Additionally, some studies have found as women get older they prefer convenient methods of contraceptives. Remembering to take the pill every day can be troublesome, or inserting the diaphragm can be uncomfortable. Therefore, options like implants which only need to be changed every three years might be more convenient.

Taking Depo-Provera

Depo-Provera is the brand name for a progestin-only injection containing medroxyprogesterone acetate (MPA). Although it’s an effective contraceptive with many benefits such as reducing heavy menstrual bleeding, improving menopausal symptoms, and reducing the risk of endometrial and ovarian cancers, it can come with certain risks.

MPA should be avoided if you have:

  • high blood pressure of 160/95 mm hg,
  • vascular problems,
  • diabetes with high blood pressure,
  • ischemic heart disease or a history of it,
  • risk factors for cardiovascular diseases, and
  • if you’re over 50.

Additionally, if you’re going through perimenopause it might be good to discuss your use of MPA with your doctor as it is associated with low estrogen levels and decreased bone mineral density. During menopause, the decrease of estrogen causes your bones to become softer and more fragile. This can worsen if you take MPA. In a study, women using MPA found bone density rapidly decreased, and levelled off with continuous use. However, after stopping treatment, the density returned to pre-MPA levels.

What can I use if I want to get pregnant soon?

If you want to get pregnant soon, it’s advisable to stay clear of injections since they can delay fertility after discontinuation. Fertility returns to normal very quickly after implants and IUDs are removed but these methods aren’t normally recommended for short term use.

Your best choices are combined pills, progestin-only pills, natural methods and condoms. These options are reversible, meaning they are less likely to impact your fertility once you stop using them. This was proven in a study that found that women taking contraceptive pills for as long as nine years showed no impact on fertility or increased risk of miscarriages.

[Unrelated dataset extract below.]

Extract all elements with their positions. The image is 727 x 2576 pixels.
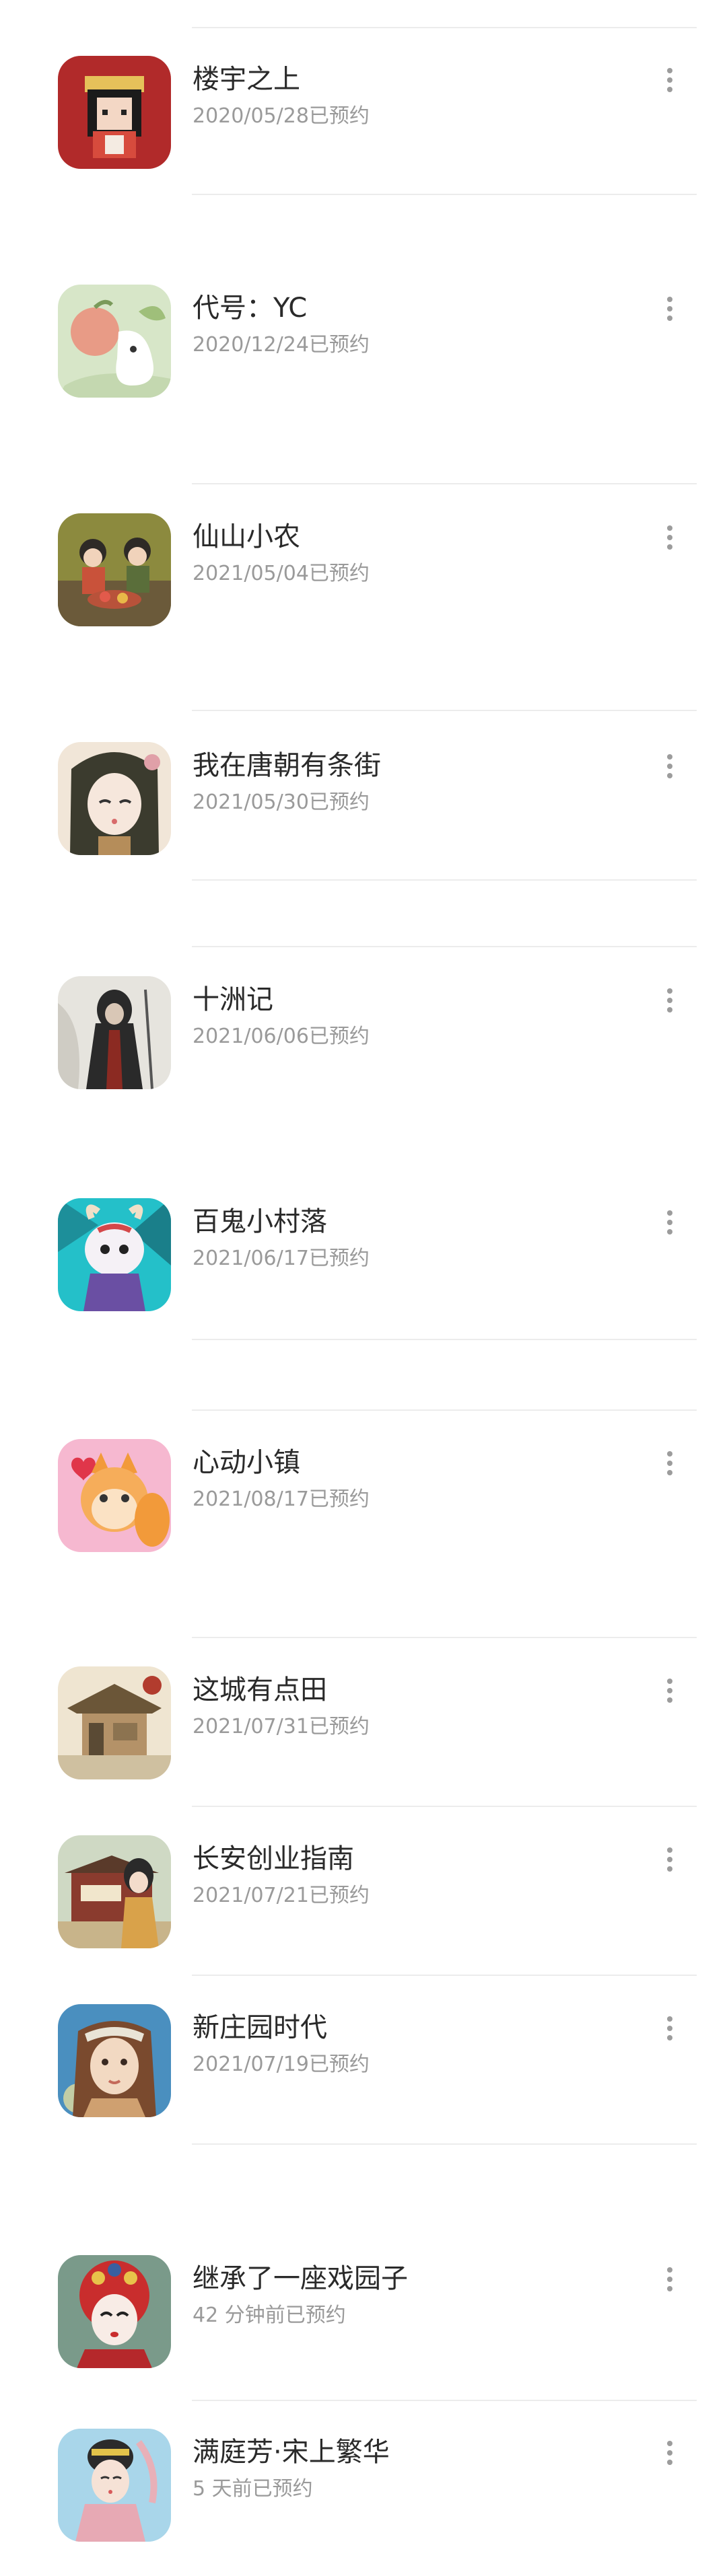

Women wanting non-hormonal contraceptive

There are three main types of non-hormonal contraceptives to choose from:

  • Barrier methods, including male and female condoms. These work by preventing sperm from reaching the egg, and when used correctly, they are 98% effective at preventing pregnancy.
  • Intrauterine Devices (IUDs) like the copper IUD. This type of IUD prevents pregnancy by creating an unsuitable environment for sperm to survive in.
  • Natural methods, such as fertility awareness-based methods. These involve tracking ovulation and menstrual cycles to identify less fertile days. You would need to track vaginal mucus and temperature daily. If done correctly, it can be up to 99% effective. However, if you are close to menopause, your menstrual cycle and ovulation may be irregular, making it challenging to predict your least fertile days.

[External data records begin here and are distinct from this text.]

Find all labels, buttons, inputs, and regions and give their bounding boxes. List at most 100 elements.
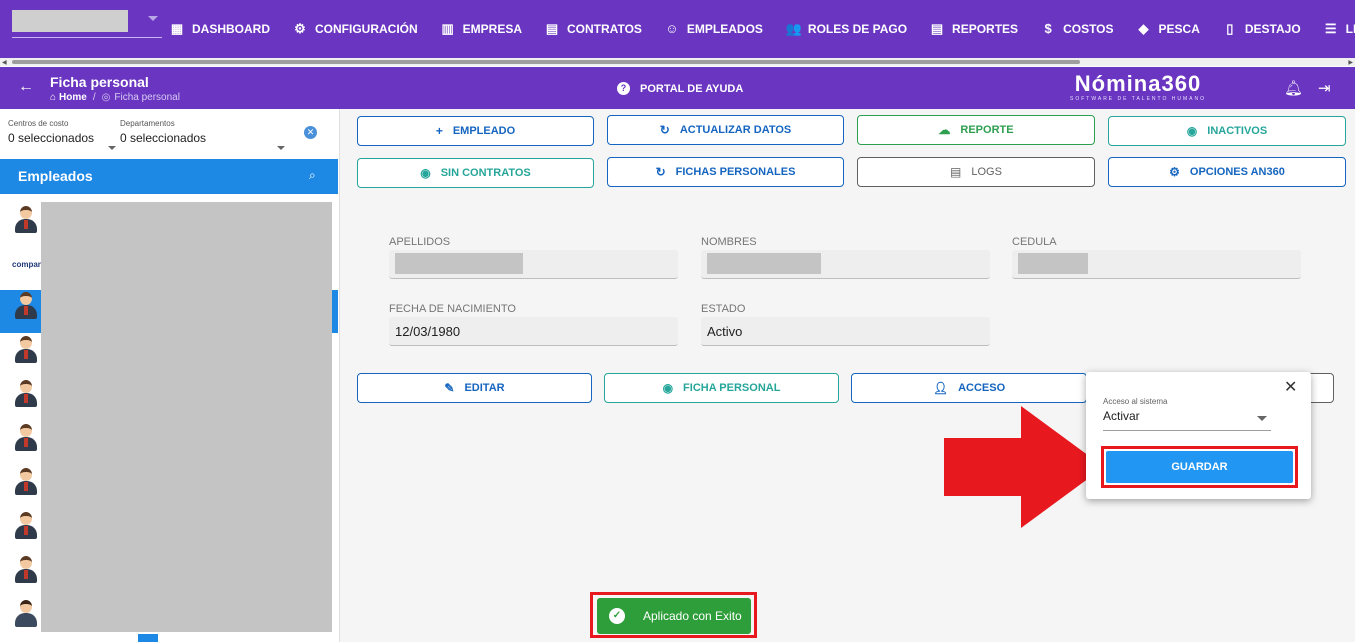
pagination-current[interactable] xyxy=(138,634,158,642)
scrollbar-thumb[interactable] xyxy=(12,60,1080,64)
page-header: ← Ficha personal ⌂ Home / ◎ Ficha person… xyxy=(0,67,1355,109)
cedula-label: CEDULA xyxy=(1012,236,1057,248)
employee-avatar[interactable] xyxy=(12,466,40,498)
employee-avatar[interactable] xyxy=(12,334,40,366)
logs-button[interactable]: ▤ LOGS xyxy=(857,157,1095,187)
employee-avatar[interactable] xyxy=(12,204,40,236)
selected-row-marker xyxy=(332,290,338,333)
inactive-button[interactable]: ◉ INACTIVOS xyxy=(1108,116,1346,146)
report-button[interactable]: ☁ REPORTE xyxy=(857,115,1095,145)
chevron-down-icon xyxy=(277,146,285,150)
options-button[interactable]: ⚙ OPCIONES AN360 xyxy=(1108,157,1346,187)
employee-avatar[interactable] xyxy=(12,290,40,322)
toast-message: Aplicado con Exito xyxy=(643,609,742,623)
save-button[interactable]: GUARDAR xyxy=(1106,451,1293,483)
avatar-head xyxy=(20,556,32,569)
home-icon: ⌂ xyxy=(50,92,57,103)
employee-names-redacted xyxy=(41,202,332,632)
personal-file-label: FICHA PERSONAL xyxy=(683,382,781,394)
personal-files-button[interactable]: ↻ FICHAS PERSONALES xyxy=(607,157,844,187)
status-input[interactable]: Activo xyxy=(701,317,990,346)
company-name-redacted xyxy=(12,10,128,32)
plus-icon: + xyxy=(435,124,443,138)
list-icon: ▤ xyxy=(950,165,962,179)
avatar-tie xyxy=(24,438,28,447)
no-contracts-button[interactable]: ◉ SIN CONTRATOS xyxy=(357,158,594,188)
horizontal-scrollbar[interactable]: ◀ ▶ xyxy=(0,58,1355,66)
red-arrow-annotation xyxy=(944,406,1104,528)
nav-item-dashboard[interactable]: ▦ DASHBOARD xyxy=(170,22,270,37)
personal-file-button[interactable]: ◉ FICHA PERSONAL xyxy=(604,373,839,403)
success-toast: ✓ Aplicado con Exito xyxy=(597,598,751,634)
update-data-button[interactable]: ↻ ACTUALIZAR DATOS xyxy=(607,115,844,145)
cost-centers-value: 0 seleccionados xyxy=(8,131,95,145)
avatar-head xyxy=(20,512,32,525)
nav-item-label: CONFIGURACIÓN xyxy=(315,22,418,36)
cost-centers-filter[interactable]: Centros de costo 0 seleccionados xyxy=(8,119,118,150)
nav-item-empleados[interactable]: ☺ EMPLEADOS xyxy=(665,22,763,37)
employee-avatar[interactable] xyxy=(12,598,40,630)
avatar-body xyxy=(15,613,37,627)
building-icon: ▥ xyxy=(441,21,454,36)
nav-item-liquidacion[interactable]: ☰ LIQUIDACION xyxy=(1324,22,1355,37)
add-employee-button[interactable]: + EMPLEADO xyxy=(357,116,594,146)
scroll-left-icon[interactable]: ◀ xyxy=(2,59,7,66)
system-access-label: Acceso al sistema xyxy=(1103,397,1168,406)
nav-item-empresa[interactable]: ▥ EMPRESA xyxy=(441,21,523,37)
employee-avatar[interactable] xyxy=(12,554,40,586)
edit-label: EDITAR xyxy=(464,382,505,394)
apellidos-redacted xyxy=(395,253,523,274)
document-icon: ▯ xyxy=(1226,21,1234,36)
help-portal-link[interactable]: ? PORTAL DE AYUDA xyxy=(617,82,743,95)
nav-item-reportes[interactable]: ▤ REPORTES xyxy=(930,22,1018,37)
birthdate-input[interactable]: 12/03/1980 xyxy=(389,317,678,346)
clear-filters-icon[interactable]: ✕ xyxy=(304,126,317,139)
group-icon: 👥 xyxy=(785,21,803,36)
apellidos-input[interactable] xyxy=(389,250,678,279)
chevron-down-icon xyxy=(148,16,158,21)
nombres-input[interactable] xyxy=(701,250,990,279)
help-portal-label: PORTAL DE AYUDA xyxy=(640,82,744,95)
avatar-head xyxy=(20,468,32,481)
nav-item-costos[interactable]: $ COSTOS xyxy=(1041,22,1113,37)
company-logo-avatar[interactable]: company xyxy=(12,254,47,276)
eye-icon: ◉ xyxy=(1186,124,1198,138)
nav-item-label: DASHBOARD xyxy=(192,22,270,36)
nav-item-label: DESTAJO xyxy=(1244,22,1301,36)
departments-filter[interactable]: Departamentos 0 seleccionados xyxy=(120,119,290,164)
cedula-input[interactable] xyxy=(1012,250,1301,279)
access-button[interactable]: 👤︎ ACCESO xyxy=(851,373,1087,403)
search-icon[interactable]: ⌕ xyxy=(309,168,316,183)
breadcrumb-separator: / xyxy=(92,92,96,103)
nav-item-roles-de-pago[interactable]: 👥 ROLES DE PAGO xyxy=(785,21,907,37)
nav-item-contratos[interactable]: ▤ CONTRATOS xyxy=(545,21,642,37)
nav-item-label: EMPRESA xyxy=(462,22,523,36)
bell-icon[interactable]: 🔔︎ xyxy=(1284,79,1303,97)
system-access-select[interactable]: Activar xyxy=(1103,409,1271,431)
employee-avatar[interactable] xyxy=(12,510,40,542)
edit-button[interactable]: ✎ EDITAR xyxy=(357,373,592,403)
employee-avatar[interactable] xyxy=(12,422,40,454)
nav-item-configuraci-n[interactable]: ⚙ CONFIGURACIÓN xyxy=(293,22,418,37)
nombres-redacted xyxy=(707,253,821,274)
logout-icon[interactable]: ⇥ xyxy=(1318,79,1331,97)
employee-avatar[interactable] xyxy=(12,378,40,410)
departments-value: 0 seleccionados xyxy=(120,131,207,145)
nav-item-pesca[interactable]: ◆ PESCA xyxy=(1137,22,1200,37)
top-navigation: ▦ DASHBOARD ⚙ CONFIGURACIÓN ▥ EMPRESA ▤ CONTRAT… xyxy=(0,0,1355,58)
nav-item-destajo[interactable]: ▯ DESTAJO xyxy=(1223,21,1301,37)
logo-text: Nómina360 xyxy=(1074,71,1202,96)
avatar-tie xyxy=(24,220,28,229)
breadcrumb: ⌂ Home / ◎ Ficha personal xyxy=(50,92,180,103)
report-label: REPORTE xyxy=(960,124,1014,136)
avatar-head xyxy=(20,600,32,613)
back-arrow-icon[interactable]: ← xyxy=(18,79,34,95)
company-select[interactable] xyxy=(12,10,162,38)
clipboard-icon: ▤ xyxy=(545,21,559,36)
avatar-head xyxy=(20,292,32,305)
nombres-label: NOMBRES xyxy=(701,236,757,248)
breadcrumb-home[interactable]: Home xyxy=(59,92,87,103)
close-icon[interactable]: ✕ xyxy=(1284,377,1297,397)
edit-icon: ✎ xyxy=(444,381,455,395)
scroll-right-icon[interactable]: ▶ xyxy=(1348,59,1353,66)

Non-hormonal methods often have little to no side effects. You might opt for a non-hormonal method if you have a risk of strokes, cardiovascular illness or even breast cancer. If you’ve had breast cancer, your doctor will not recommend hormonal contraceptives as they can increase the risk of getting breast cancer again.

When can I stop taking contraceptives?

Once you reach menopause, you can stop using contraceptives while being reassured you won’t get pregnant. This typically occurs around the age of 51, but it can differ for each individual. Menopause marks the end of a woman’s fertile years and is usually defined as one year without having a period.

In certain cases, contraceptives should be stopped if the risk of taking them outweighs the benefits. The decision to stop contraceptives due to health reasons is usually made with your doctor, who will assess your situation based on your medical and family history.

Do I need a contraceptive at 50?

As mentioned, if you’ve reached menopause, you won’t need to take contraceptives as your chances of getting pregnant are slim to none. However, if you haven’t reached menopause, you can still get pregnant, so taking contraceptives can prevent this. There are no age restrictions when it comes to most contraceptives, although the combined pill may not be suitable for women over the age of 50.